What profit has a man from all his labor, at which he toils under the sun?

Dad sat in a padded rocking chair in our family room, wearing his favorite red flannel shirt. His Christmas shirt. A bright lamp glowed above a small round table, part of the lampstand, and he read books. Often the Bible.

What’s your favorite psalm, Dad? I already knew that. I’d asked him before.

He read it to me. Psalm 90. Which ends with a farmer pleading to his God. In the middle of all the crazy weather and impossible-to-plan-for financial collapses, the psalmist asks God, how about a little help here?

May your favor rest upon us, O Lord. Establish the work of our hands for us – yes, establish the work of our hands. I love that psalm.

And I love something else from that Bible, something Dad read and lived, a part of 1 Thessalonians 4 where Paul tells his listeners how to gain the respect of others:

Make it your ambition to lead a quiet life. Mind your own business, and work with your hands, so that your daily life may win the respect of outsiders and so that you will not be dependent on anybody.
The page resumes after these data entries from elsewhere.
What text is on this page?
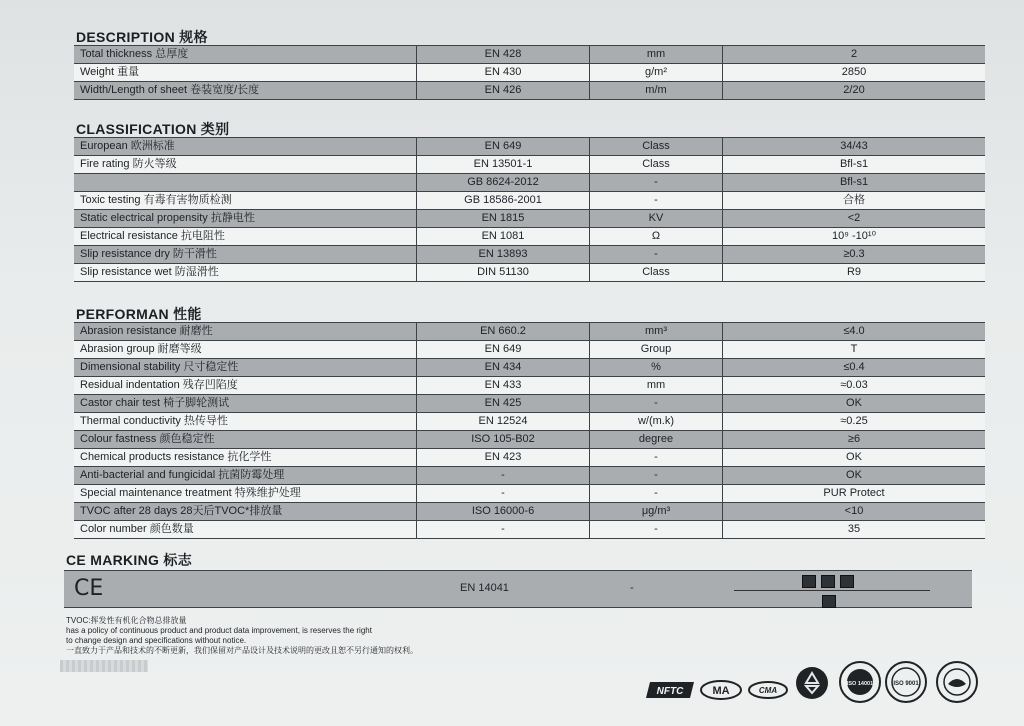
DESCRIPTION 规格
Total thickness 总厚度	EN 428	mm	2
Weight 重量	EN 430	g/m²	2850
Width/Length of sheet 卷装宽度/长度	EN 426	m/m	2/20
CLASSIFICATION 类别
European 欧洲标准	EN 649	Class	34/43
Fire rating 防火等级	EN 13501-1	Class	Bfl-s1
	GB 8624-2012	-	Bfl-s1
Toxic testing 有毒有害物质检测	GB 18586-2001	-	合格
Static electrical propensity 抗静电性	EN 1815	KV	<2
Electrical resistance 抗电阻性	EN 1081	Ω	10⁹ -10¹⁰
Slip resistance dry 防干滑性	EN 13893	-	≥0.3
Slip resistance wet 防湿滑性	DIN 51130	Class	R9
PERFORMAN 性能
Abrasion resistance 耐磨性	EN 660.2	mm³	≤4.0
Abrasion group 耐磨等级	EN 649	Group	T
Dimensional stability 尺寸稳定性	EN 434	%	≤0.4
Residual indentation 残存凹陷度	EN 433	mm	≈0.03
Castor chair test 椅子脚轮测试	EN 425	-	OK
Thermal conductivity 热传导性	EN 12524	w/(m.k)	≈0.25
Colour fastness 颜色稳定性	ISO 105-B02	degree	≥6
Chemical products resistance 抗化学性	EN 423	-	OK
Anti-bacterial and fungicidal 抗菌防霉处理	-	-	OK
Special maintenance treatment 特殊维护处理	-	-	PUR Protect
TVOC after 28 days 28天后TVOC*排放量	ISO 16000-6	μg/m³	<10
Color number 颜色数量	-	-	35
CE MARKING 标志
CE	EN 14041	-

TVOC:挥发性有机化合物总排放量
has a policy of continuous product and product data improvement, is reserves the right
to change design and specifications without notice.
一直致力于产品和技术的不断更新，我们保留对产品设计及技术说明的更改且恕不另行通知的权利。
NFTC	MA	CMA
ISO 14001	ISO 9001
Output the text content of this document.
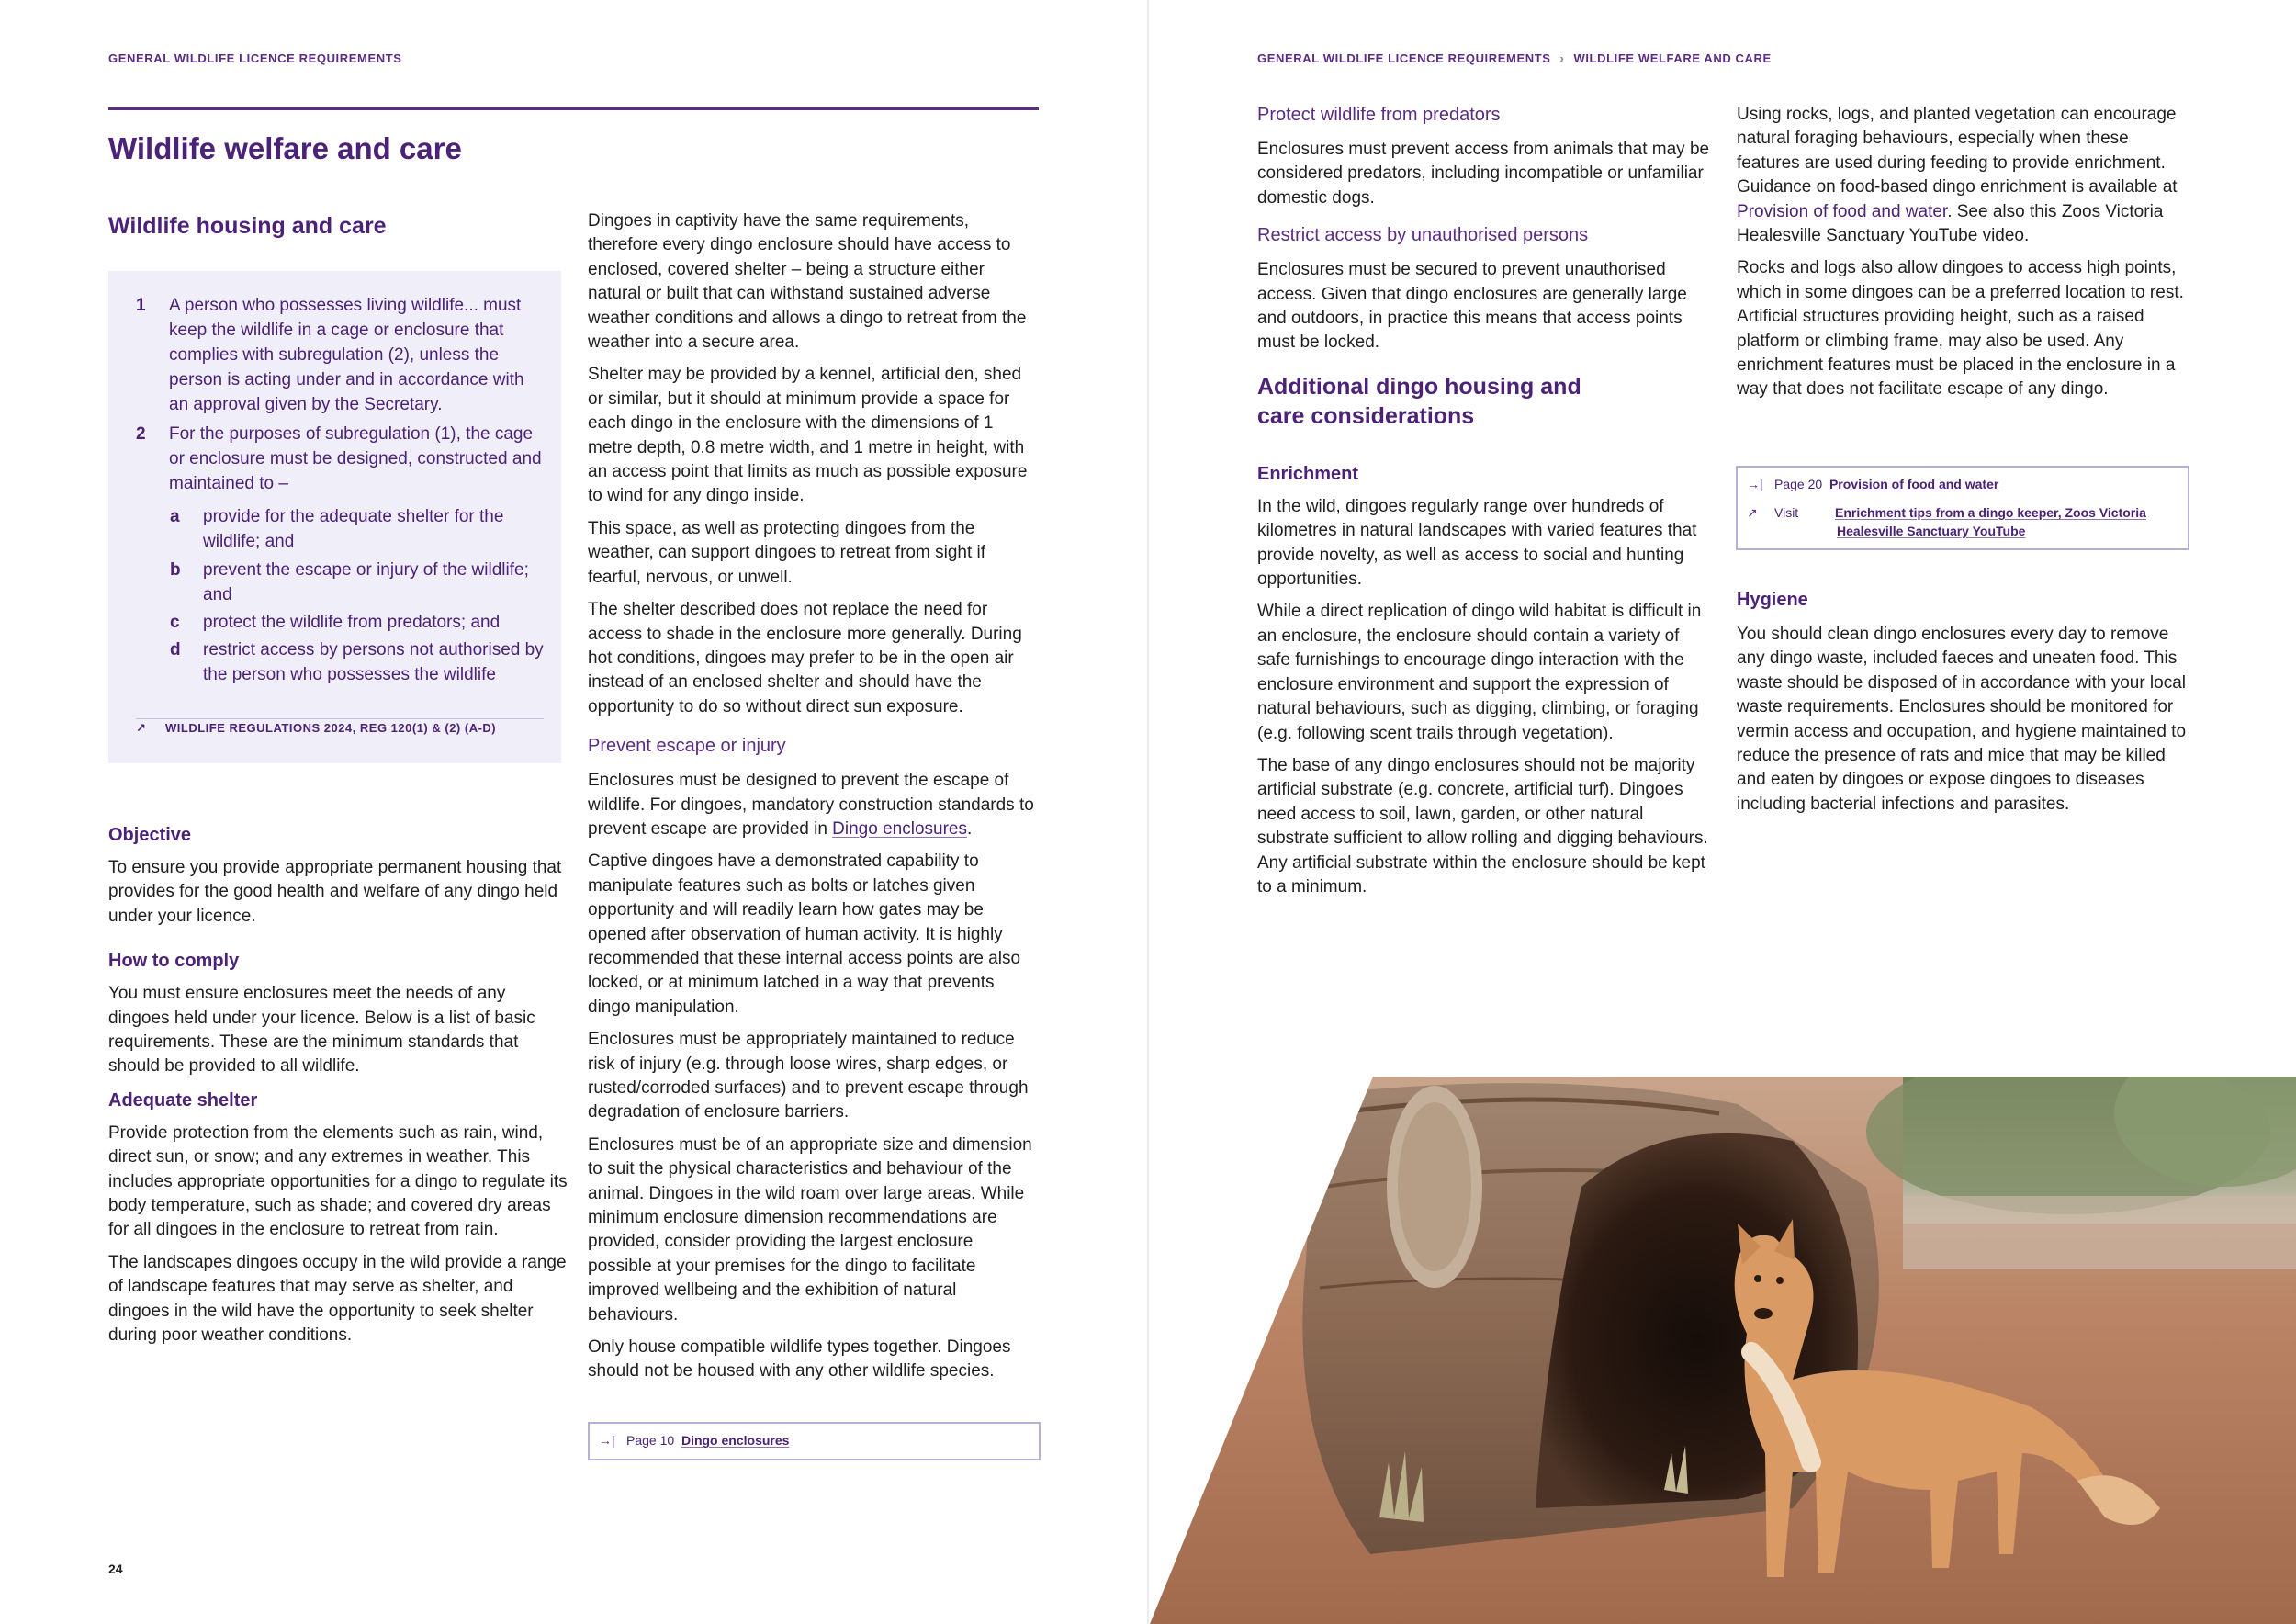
GENERAL WILDLIFE LICENCE REQUIREMENTS
Wildlife welfare and care
Wildlife housing and care
1 A person who possesses living wildlife... must keep the wildlife in a cage or enclosure that complies with subregulation (2), unless the person is acting under and in accordance with an approval given by the Secretary.
2 For the purposes of subregulation (1), the cage or enclosure must be designed, constructed and maintained to –
a provide for the adequate shelter for the wildlife; and
b prevent the escape or injury of the wildlife; and
c protect the wildlife from predators; and
d restrict access by persons not authorised by the person who possesses the wildlife
↗ WILDLIFE REGULATIONS 2024, REG 120(1) & (2) (A-D)
Objective

To ensure you provide appropriate permanent housing that provides for the good health and welfare of any dingo held under your licence.

How to comply

You must ensure enclosures meet the needs of any dingoes held under your licence. Below is a list of basic requirements. These are the minimum standards that should be provided to all wildlife.

Adequate shelter

Provide protection from the elements such as rain, wind, direct sun, or snow; and any extremes in weather. This includes appropriate opportunities for a dingo to regulate its body temperature, such as shade; and covered dry areas for all dingoes in the enclosure to retreat from rain.

The landscapes dingoes occupy in the wild provide a range of landscape features that may serve as shelter, and dingoes in the wild have the opportunity to seek shelter during poor weather conditions.

Dingoes in captivity have the same requirements, therefore every dingo enclosure should have access to enclosed, covered shelter – being a structure either natural or built that can withstand sustained adverse weather conditions and allows a dingo to retreat from the weather into a secure area.

Shelter may be provided by a kennel, artificial den, shed or similar, but it should at minimum provide a space for each dingo in the enclosure with the dimensions of 1 metre depth, 0.8 metre width, and 1 metre in height, with an access point that limits as much as possible exposure to wind for any dingo inside.

This space, as well as protecting dingoes from the weather, can support dingoes to retreat from sight if fearful, nervous, or unwell.

The shelter described does not replace the need for access to shade in the enclosure more generally. During hot conditions, dingoes may prefer to be in the open air instead of an enclosed shelter and should have the opportunity to do so without direct sun exposure.

Prevent escape or injury

Enclosures must be designed to prevent the escape of wildlife. For dingoes, mandatory construction standards to prevent escape are provided in Dingo enclosures.

Captive dingoes have a demonstrated capability to manipulate features such as bolts or latches given opportunity and will readily learn how gates may be opened after observation of human activity. It is highly recommended that these internal access points are also locked, or at minimum latched in a way that prevents dingo manipulation.

Enclosures must be appropriately maintained to reduce risk of injury (e.g. through loose wires, sharp edges, or rusted/corroded surfaces) and to prevent escape through degradation of enclosure barriers.

Enclosures must be of an appropriate size and dimension to suit the physical characteristics and behaviour of the animal. Dingoes in the wild roam over large areas. While minimum enclosure dimension recommendations are provided, consider providing the largest enclosure possible at your premises for the dingo to facilitate improved wellbeing and the exhibition of natural behaviours.

Only house compatible wildlife types together. Dingoes should not be housed with any other wildlife species.

→| Page 10 Dingo enclosures
24
GENERAL WILDLIFE LICENCE REQUIREMENTS › WILDLIFE WELFARE AND CARE
Protect wildlife from predators

Enclosures must prevent access from animals that may be considered predators, including incompatible or unfamiliar domestic dogs.

Restrict access by unauthorised persons

Enclosures must be secured to prevent unauthorised access. Given that dingo enclosures are generally large and outdoors, in practice this means that access points must be locked.

Additional dingo housing and
care considerations
Enrichment

In the wild, dingoes regularly range over hundreds of kilometres in natural landscapes with varied features that provide novelty, as well as access to social and hunting opportunities.

While a direct replication of dingo wild habitat is difficult in an enclosure, the enclosure should contain a variety of safe furnishings to encourage dingo interaction with the enclosure environment and support the expression of natural behaviours, such as digging, climbing, or foraging (e.g. following scent trails through vegetation).

The base of any dingo enclosures should not be majority artificial substrate (e.g. concrete, artificial turf). Dingoes need access to soil, lawn, garden, or other natural substrate sufficient to allow rolling and digging behaviours. Any artificial substrate within the enclosure should be kept to a minimum.

Using rocks, logs, and planted vegetation can encourage natural foraging behaviours, especially when these features are used during feeding to provide enrichment. Guidance on food-based dingo enrichment is available at Provision of food and water. See also this Zoos Victoria Healesville Sanctuary YouTube video.

Rocks and logs also allow dingoes to access high points, which in some dingoes can be a preferred location to rest. Artificial structures providing height, such as a raised platform or climbing frame, may also be used. Any enrichment features must be placed in the enclosure in a way that does not facilitate escape of any dingo.

→| Page 20 Provision of food and water
↗ Visit	Enrichment tips from a dingo keeper, Zoos Victoria
Healesville Sanctuary YouTube
Hygiene

You should clean dingo enclosures every day to remove any dingo waste, included faeces and uneaten food. This waste should be disposed of in accordance with your local waste requirements. Enclosures should be monitored for vermin access and occupation, and hygiene maintained to reduce the presence of rats and mice that may be killed and eaten by dingoes or expose dingoes to diseases including bacterial infections and parasites.
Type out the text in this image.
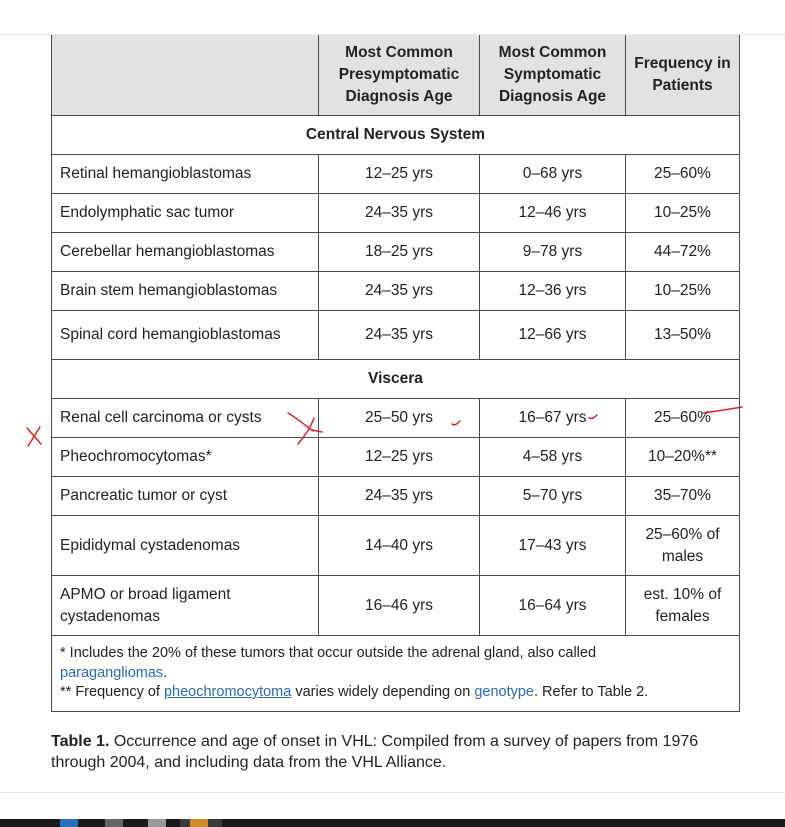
	Most Common Presymptomatic Diagnosis Age	Most Common Symptomatic Diagnosis Age	Frequency in Patients
Central Nervous System			
Retinal hemangioblastomas	12–25 yrs	0–68 yrs	25–60%
Endolymphatic sac tumor	24–35 yrs	12–46 yrs	10–25%
Cerebellar hemangioblastomas	18–25 yrs	9–78 yrs	44–72%
Brain stem hemangioblastomas	24–35 yrs	12–36 yrs	10–25%
Spinal cord hemangioblastomas	24–35 yrs	12–66 yrs	13–50%
Viscera			
Renal cell carcinoma or cysts	25–50 yrs	16–67 yrs	25–60%
Pheochromocytomas*	12–25 yrs	4–58 yrs	10–20%**
Pancreatic tumor or cyst	24–35 yrs	5–70 yrs	35–70%
Epididymal cystadenomas	14–40 yrs	17–43 yrs	25–60% of males
APMO or broad ligament cystadenomas	16–46 yrs	16–64 yrs	est. 10% of females

* Includes the 20% of these tumors that occur outside the adrenal gland, also called
paragangliomas.
** Frequency of pheochromocytoma varies widely depending on genotype. Refer to Table 2.			
Table 1. Occurrence and age of onset in VHL: Compiled from a survey of papers from 1976 through 2004, and including data from the VHL Alliance.
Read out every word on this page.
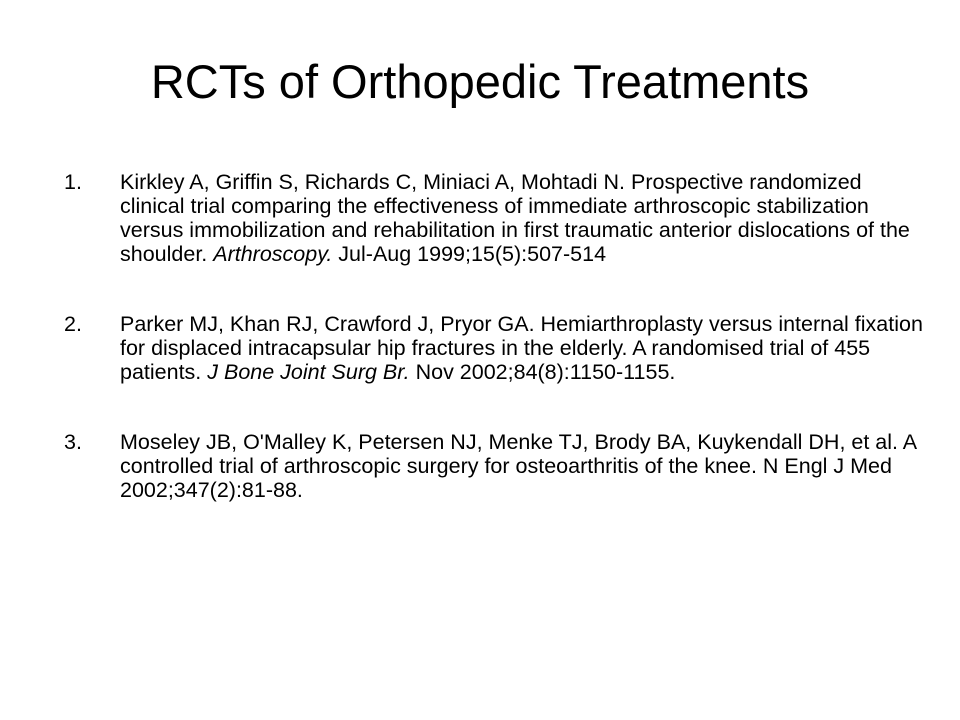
RCTs of Orthopedic Treatments
1. Kirkley A, Griffin S, Richards C, Miniaci A, Mohtadi N. Prospective randomized clinical trial comparing the effectiveness of immediate arthroscopic stabilization versus immobilization and rehabilitation in first traumatic anterior dislocations of the shoulder. Arthroscopy. Jul-Aug 1999;15(5):507-514
2. Parker MJ, Khan RJ, Crawford J, Pryor GA. Hemiarthroplasty versus internal fixation for displaced intracapsular hip fractures in the elderly. A randomised trial of 455 patients. J Bone Joint Surg Br. Nov 2002;84(8):1150-1155.
3. Moseley JB, O'Malley K, Petersen NJ, Menke TJ, Brody BA, Kuykendall DH, et al. A controlled trial of arthroscopic surgery for osteoarthritis of the knee. N Engl J Med 2002;347(2):81-88.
Margaret and I sang a song together yesterday, as we do every day. We choose a hymn, usually, from a favorite website or Margaret’s old red Christian Church hymnal with the such small print. This time we sang Dad’s favorite hymn, “What a Friend We Have in Jesus.” Margaret had been praying for people with no home or food, living under a bridge in Austin. Dad would have appreciated that prayer.

Dad didn’t often hesitate when someone needed help. I’m sure he did his share of thinking, sometimes protective, sometimes more generous, but generally when push came to shove he gave from what he had rather than keep it all for himself. I don’t imagine he did much “taking” in his life. Our tractor often dug stranded cars and their passengers out of a snow-filled ditch.

Dad had an accounting degree from the University of Illinois; but in the farming business, when he and another farmer clashed over some deal he often chose to give way, whether it was a small thing or land purchased contract for deed. Being right mattered less than doing right.

My friend Thomas told me yesterday that he gave a car away soon after he had bought it. He had planned to sell it to his friend for a much lower price than blue book, but then he just gave it to her. “It’s just money,” he said. “We have money in our bank account. We’ll be fine.”

A moment later he said, “She needed that car. No one had been kind to her for a very long time.”

Fill us at daybreak with your kindness, that we may shout for joy and gladness all our days. Prosper the work of our hands for us, prosper the work of our hands!

There’s another part of today’s lectionary that hits me between the eyes, that verse in Luke where Herod looks for John the Baptist after his head’s been cut off.

He kept trying to see him.

I do that sometimes, keep trying to see Dad, long after he was buried in 2002. Asking him to pray for me and listen to my troubles, thanking him for his love, and for how much I learned just being around while  he woke up to milk our cows every morning of every year.

I ask Dad to forgive me for choosing a path away from the farm rather than into it, although that forgiveness has long been given. In the last years of his life we took trips – to Billy Graham’s Retreat Center, to bluegrass festivals in the Smoky Mountains and Brown County, Indiana. We drove north to Rev. Larry Christensen’s charismatic Lutheran conference in Minneapolis and later to Old World Wisconsin and my friend Don’s home on Lake Lulu, where Dad had his last swim.

Such sweet times we had with each other. We talked a little, but never a lot. One night at a Cracker Barrel somewhere in Tennessee he looked at me across the table, and asked if I would forgive him.

For what?

Dave, for not making it more possible for you to farm. (I remember that his dad had helped him a lot at the beginning.)

I saw his point. He could be a hard man when he farmed, even if he gentled up in the evening. My strong will and his determination hit head on sometimes.

I forgive you, Dad. I love you and appreciate how you’ve forgiven me for so much.

Oh, yes. I forgive you. And now, decades after we last saw each other, I will keep trying to see you.

Thanks so much for being the man God made you to be.

I am the way and truth and life, says the Lord.